Witness: Most tribal nations at Dakota Access Pipeline protest ‘didn't know who Greenpeace was'
Representatives of several tribal nations demonstrate in August 2016 in Bismarck against the Dakota Access Pipeline. (Kyle Martin/For the North Dakota Monitor)
A Lakota organizer said in a video deposition played to jurors Monday that the Standing Rock Sioux Tribe led the protests against the Dakota Access Pipeline, not Greenpeace.
Nick Tilsen, an Oglala Sioux Tribe citizen and activist, called the notion that Greenpeace orchestrated the protests 'paternalistic.'
'I think that people underestimate the complexity and the sophistication of tribal nations,' Tilsen said.
Tilsen's deposition was the latest testimony heard by the nine-person jury in the marathon trial between pipeline developer Energy Transfer and Greenpeace.
Energy Transfer claims Greenpeace secretly aided and abetted destructive and violent behavior by protesters during the demonstrations, which took place in south central North Dakota near the Standing Rock Reservation in 2016 and 2017. It also claims that Greenpeace orchestrated a misinformation campaign to defame the company, leading a group of banks to back out of financing the project. Energy Transfer seeks roughly $300 million from the environmental organization.
Greenpeace denies Energy Transfer's allegations. The group says it has never condoned violence, and only played a supporting role during the protests.
Tilsen said he got involved in the protests before Greenpeace. He was invited to join the cause by former Standing Rock Chairman Dave Archambault and his sister, Jodi Archambault, he said.
'They called me and said, 'Hey, we need your help at Standing Rock,'' Tilsen said.
Standing Rock has long opposed the Dakota Access Pipeline, stating the project poses a pollution threat, infringes on tribal sovereignty and has disrupted sacred cultural sites.
It was Standing Rock leadership that laid the groundwork for the protests against the pipeline's construction in 2016, Tilsen said.
He said organizers later invited Greenpeace to support the camps, including by providing supplies and nonviolent direct action training. Tilsen said he only felt comfortable reaching out to Greenpeace because a friend of his, Cy Wagoner, worked there.
He said since Wagoner is from the Navajo nation, he trusted that Greenpeace would respect Standing Rock's leadership of the camps.
Indigenous communities are often reluctant to invite outside nonprofits to help with Native rights issues, Tilsen added. He said they often don't understand Native nations' unique relationship with the U.S. government.
Greenpeace wasn't a big part of the protests, Tilsen said.
'To be honest, most of the tribal nations didn't know who Greenpeace was,' he said.
Countless other groups — including representatives from more than 300 Native nations — came to the protest camps in solidarity with Standing Rock, said Tilsen.
'Quite frankly, our list of allies was hundreds,' he said.

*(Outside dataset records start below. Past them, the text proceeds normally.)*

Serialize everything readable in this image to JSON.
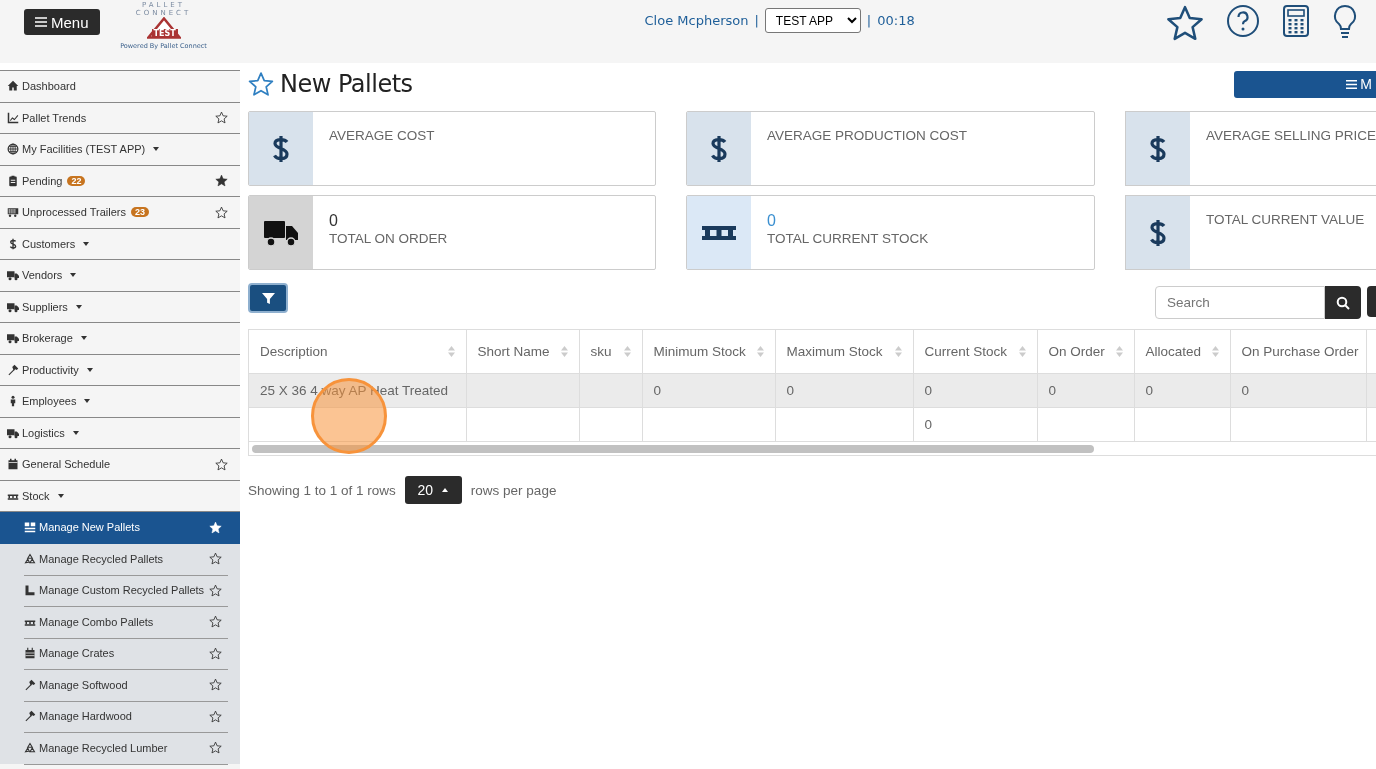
{
  "header": {
    "menu_button": "Menu",
    "logo": {
      "wordmark_top": "PALLET",
      "wordmark_bottom": "CONNECT",
      "badge": "TEST",
      "tagline": "Powered By Pallet Connect"
    },
    "user": "Cloe Mcpherson",
    "separator": "|",
    "app_select": {
      "value": "TEST APP"
    },
    "timer_separator": "|",
    "timer": "00:18"
  },
  "sidebar": {
    "items": [
      {
        "label": "Dashboard",
        "kind": "link"
      },
      {
        "label": "Pallet Trends",
        "kind": "link",
        "starred": false
      },
      {
        "label": "My Facilities (TEST APP)",
        "kind": "menu"
      },
      {
        "label": "Pending",
        "kind": "link",
        "badge": "22",
        "starred": true
      },
      {
        "label": "Unprocessed Trailers",
        "kind": "link",
        "badge": "23",
        "starred": false
      },
      {
        "label": "Customers",
        "kind": "menu"
      },
      {
        "label": "Vendors",
        "kind": "menu"
      },
      {
        "label": "Suppliers",
        "kind": "menu"
      },
      {
        "label": "Brokerage",
        "kind": "menu"
      },
      {
        "label": "Productivity",
        "kind": "menu"
      },
      {
        "label": "Employees",
        "kind": "menu"
      },
      {
        "label": "Logistics",
        "kind": "menu"
      },
      {
        "label": "General Schedule",
        "kind": "link",
        "starred": false
      },
      {
        "label": "Stock",
        "kind": "menu",
        "expanded": true,
        "children": [
          {
            "label": "Manage New Pallets",
            "selected": true,
            "starred": true
          },
          {
            "label": "Manage Recycled Pallets",
            "selected": false,
            "starred": false
          },
          {
            "label": "Manage Custom Recycled Pallets",
            "selected": false,
            "starred": false
          },
          {
            "label": "Manage Combo Pallets",
            "selected": false,
            "starred": false
          },
          {
            "label": "Manage Crates",
            "selected": false,
            "starred": false
          },
          {
            "label": "Manage Softwood",
            "selected": false,
            "starred": false
          },
          {
            "label": "Manage Hardwood",
            "selected": false,
            "starred": false
          },
          {
            "label": "Manage Recycled Lumber",
            "selected": false,
            "starred": false
          }
        ]
      }
    ]
  },
  "page": {
    "title": "New Pallets",
    "favorite": false,
    "actions_button": "M"
  },
  "cards": [
    {
      "kind": "currency",
      "label": "AVERAGE COST"
    },
    {
      "kind": "currency",
      "label": "AVERAGE PRODUCTION COST"
    },
    {
      "kind": "currency",
      "label": "AVERAGE SELLING PRICE"
    },
    {
      "kind": "truck",
      "value": "0",
      "link": false,
      "label": "TOTAL ON ORDER"
    },
    {
      "kind": "pallet",
      "value": "0",
      "link": true,
      "label": "TOTAL CURRENT STOCK"
    },
    {
      "kind": "currency",
      "label": "TOTAL CURRENT VALUE"
    }
  ],
  "search": {
    "placeholder": "Search"
  },
  "table": {
    "columns": [
      {
        "label": "Description",
        "sortable": true
      },
      {
        "label": "Short Name",
        "sortable": true
      },
      {
        "label": "sku",
        "sortable": true
      },
      {
        "label": "Minimum Stock",
        "sortable": true
      },
      {
        "label": "Maximum Stock",
        "sortable": true
      },
      {
        "label": "Current Stock",
        "sortable": true
      },
      {
        "label": "On Order",
        "sortable": true
      },
      {
        "label": "Allocated",
        "sortable": true
      },
      {
        "label": "On Purchase Order",
        "sortable": false
      }
    ],
    "rows": [
      {
        "cells": [
          "25 X 36 4 way AP Heat Treated",
          null,
          null,
          "0",
          "0",
          "0",
          "0",
          "0",
          "0"
        ],
        "highlighted": true,
        "clicked": true
      },
      {
        "cells": [
          null,
          null,
          null,
          null,
          null,
          "0",
          null,
          null,
          null
        ],
        "highlighted": false,
        "clicked": false
      }
    ]
  },
  "pagination": {
    "summary": "Showing 1 to 1 of 1 rows",
    "page_size": "20",
    "suffix": "rows per page"
  }
}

Tilsen said he was involved in several protest actions against the Dakota Access Pipeline in 2016 and 2017, including those that involved marching on the pipeline easement, jumping in front of equipment and using lockboxes — also known as 'sleeping dragons' — to disable construction machinery.
None of the protest actions were coordinated by Greenpeace, he said.
Tilsen said he never saw or endorsed any destruction of property or acts of violence toward construction workers or law enforcement. He also pushed back on the assertion that any of the protest activities he participated in qualified as trespassing.
The pipeline passes through land recognized as belonging to the Sioux Nation under treaties signed by the U.S. government in 1851 and 1868. The U.S. government later annexed that land in violation of those treaties.
Tilsen asked how Lakota citizens could be trespassing on land that was unlawfully taken from them.
'This is the conundrum we find ourselves in,' he said.
Greenpeace gave intel, supplies, training to Dakota Access Pipeline protests, testimony shows
Employees of Greenpeace said during video depositions played last week that the environmental organization brought 20 to 30 lockboxes to the camps.
Tilsen said while he saw many lockboxes during protests, he wasn't sure where any of them came from. He also said he never heard anyone from Greenpeace tell demonstrators to use the devices.
Tilsen said that David Khoury, an employee for Greenpeace, helped identify potential sites for protest actions. Tilsen added that while Wagoner — another Greenpeace employee — didn't plan protest activities, he trained people on how to conduct them.
The trial, which is before Southwest Central Judicial District Judge James Gion, is expected to last roughly four more weeks.